What are these things that Jesus is talking about? The immediate context is the judgement on Capernaum and its towns for its refusal to repent. But the greater context is that “wisdom is justified by her deeds” (Matthew 11:19). This entire chapter is using both John the Baptist and the judgement to show the wisdom of Jesus Christ. This wisdom is not for those who are wise in this world.

[c] Matthew 11:27 contains three important facts about God that we are not able to adequately study in this post, “All things have been handed over to me by my Father, and no one knows the Son except the Father, and no one knows the Father except the Son and anyone to whom the Son chooses to reveal him.

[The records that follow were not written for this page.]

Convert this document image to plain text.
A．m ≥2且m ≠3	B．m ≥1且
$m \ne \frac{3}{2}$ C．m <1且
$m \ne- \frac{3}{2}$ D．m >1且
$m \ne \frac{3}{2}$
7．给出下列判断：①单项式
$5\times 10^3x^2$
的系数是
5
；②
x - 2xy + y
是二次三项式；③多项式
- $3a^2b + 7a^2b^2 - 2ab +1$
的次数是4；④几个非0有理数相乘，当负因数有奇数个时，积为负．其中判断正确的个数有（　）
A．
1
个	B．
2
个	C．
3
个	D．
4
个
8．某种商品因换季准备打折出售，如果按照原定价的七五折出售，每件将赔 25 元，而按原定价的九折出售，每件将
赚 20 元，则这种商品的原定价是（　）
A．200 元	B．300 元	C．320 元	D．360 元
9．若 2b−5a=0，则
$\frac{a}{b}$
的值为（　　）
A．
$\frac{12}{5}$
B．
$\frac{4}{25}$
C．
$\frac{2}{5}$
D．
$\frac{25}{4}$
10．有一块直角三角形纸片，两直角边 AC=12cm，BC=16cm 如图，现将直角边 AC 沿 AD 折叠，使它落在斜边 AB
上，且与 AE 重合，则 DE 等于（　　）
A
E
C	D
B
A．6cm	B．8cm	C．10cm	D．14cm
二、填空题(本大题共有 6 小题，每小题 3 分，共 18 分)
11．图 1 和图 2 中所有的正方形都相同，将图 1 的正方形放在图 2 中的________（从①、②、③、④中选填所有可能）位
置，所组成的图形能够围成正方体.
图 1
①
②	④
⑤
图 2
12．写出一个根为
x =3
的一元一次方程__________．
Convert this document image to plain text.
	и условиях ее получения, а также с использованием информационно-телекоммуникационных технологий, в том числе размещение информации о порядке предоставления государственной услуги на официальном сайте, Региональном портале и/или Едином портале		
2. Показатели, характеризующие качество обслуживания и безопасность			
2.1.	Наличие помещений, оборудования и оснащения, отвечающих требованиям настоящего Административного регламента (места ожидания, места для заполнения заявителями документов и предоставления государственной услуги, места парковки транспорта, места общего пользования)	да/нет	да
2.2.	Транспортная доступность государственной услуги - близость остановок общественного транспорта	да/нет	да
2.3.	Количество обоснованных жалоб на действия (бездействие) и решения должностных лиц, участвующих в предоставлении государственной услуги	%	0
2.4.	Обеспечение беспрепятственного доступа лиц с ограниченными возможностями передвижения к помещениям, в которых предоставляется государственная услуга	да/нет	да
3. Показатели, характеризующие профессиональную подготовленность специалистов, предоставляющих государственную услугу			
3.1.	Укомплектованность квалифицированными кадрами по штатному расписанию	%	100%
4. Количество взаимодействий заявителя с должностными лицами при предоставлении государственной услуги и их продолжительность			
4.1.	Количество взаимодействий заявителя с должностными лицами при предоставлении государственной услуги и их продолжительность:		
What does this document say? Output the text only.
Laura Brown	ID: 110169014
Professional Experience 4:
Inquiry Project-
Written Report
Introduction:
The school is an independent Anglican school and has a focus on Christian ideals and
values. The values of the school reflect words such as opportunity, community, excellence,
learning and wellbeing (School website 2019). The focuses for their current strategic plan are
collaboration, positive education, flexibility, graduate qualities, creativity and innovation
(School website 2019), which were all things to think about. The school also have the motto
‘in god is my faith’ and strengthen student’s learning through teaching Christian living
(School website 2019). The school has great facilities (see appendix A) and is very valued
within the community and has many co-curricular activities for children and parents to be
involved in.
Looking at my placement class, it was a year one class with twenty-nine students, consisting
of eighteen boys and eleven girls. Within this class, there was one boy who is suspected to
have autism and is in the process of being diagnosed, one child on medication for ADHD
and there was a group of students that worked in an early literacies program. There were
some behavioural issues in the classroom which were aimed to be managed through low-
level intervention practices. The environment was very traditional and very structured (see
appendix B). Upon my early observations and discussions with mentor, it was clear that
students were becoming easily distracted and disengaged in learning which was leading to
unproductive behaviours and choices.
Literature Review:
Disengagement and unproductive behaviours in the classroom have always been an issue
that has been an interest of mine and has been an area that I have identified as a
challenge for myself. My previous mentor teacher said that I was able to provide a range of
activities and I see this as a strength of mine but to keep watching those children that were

  • All things have been handed over to me by my Father” — this shows the absolute dependency of Jesus Christ on God the Father.
  • no one knows the Son except the Father, and no one knows the Father except the Son and anyone to whom the Son chooses to reveal him” — we can only know the Father through Jesus Christ. John 14:9 says, “Whoever has seen me has seen the Father.” See also John 6:45-46, and the posts on John 6 here, and John 14 here.
  • and anyone to whom the Son chooses to reveal him” — we cannot come to God except for the sovereign will of Jesus Christ (i.e. the doctrine of election). John 6:37 says, “All that the Father gives me will come to me, and whoever comes to me I will never cast out.” See also John 6:44, John 6:65, and the post on John 6 here.

[d] Jesus says to the weary, “I am gentle and lowly in heart”. The word gentle is often translated as “meek”, and is the same word as in Matthew 5:5 (see here), meaning “power under control”. Jesus is not showing weakness here, but rather He is promising to meet the humble on their level.

[e] Many Bible students have gotten into error by looking at only part of this passage. Some have focused only on the yoke and the burden, leading them to the conclusion that you must work to obtain favor with God. But this would contradict the call of Jesus, when he tells those who are overworked to come to him. Others have focused only on the “Come to me” part, and see this as a universal invitation for everyone to come to Jesus, free of charge without any commitment whatsoever. However, this neglects the fact that Jesus still asked for your commitment in the yoke and he does have a burden. Furthermore, they neglect the immediately preceding passage, where Jesus pronounced judgment upon Capernaum for refusing to repent. We absolutely need to repent!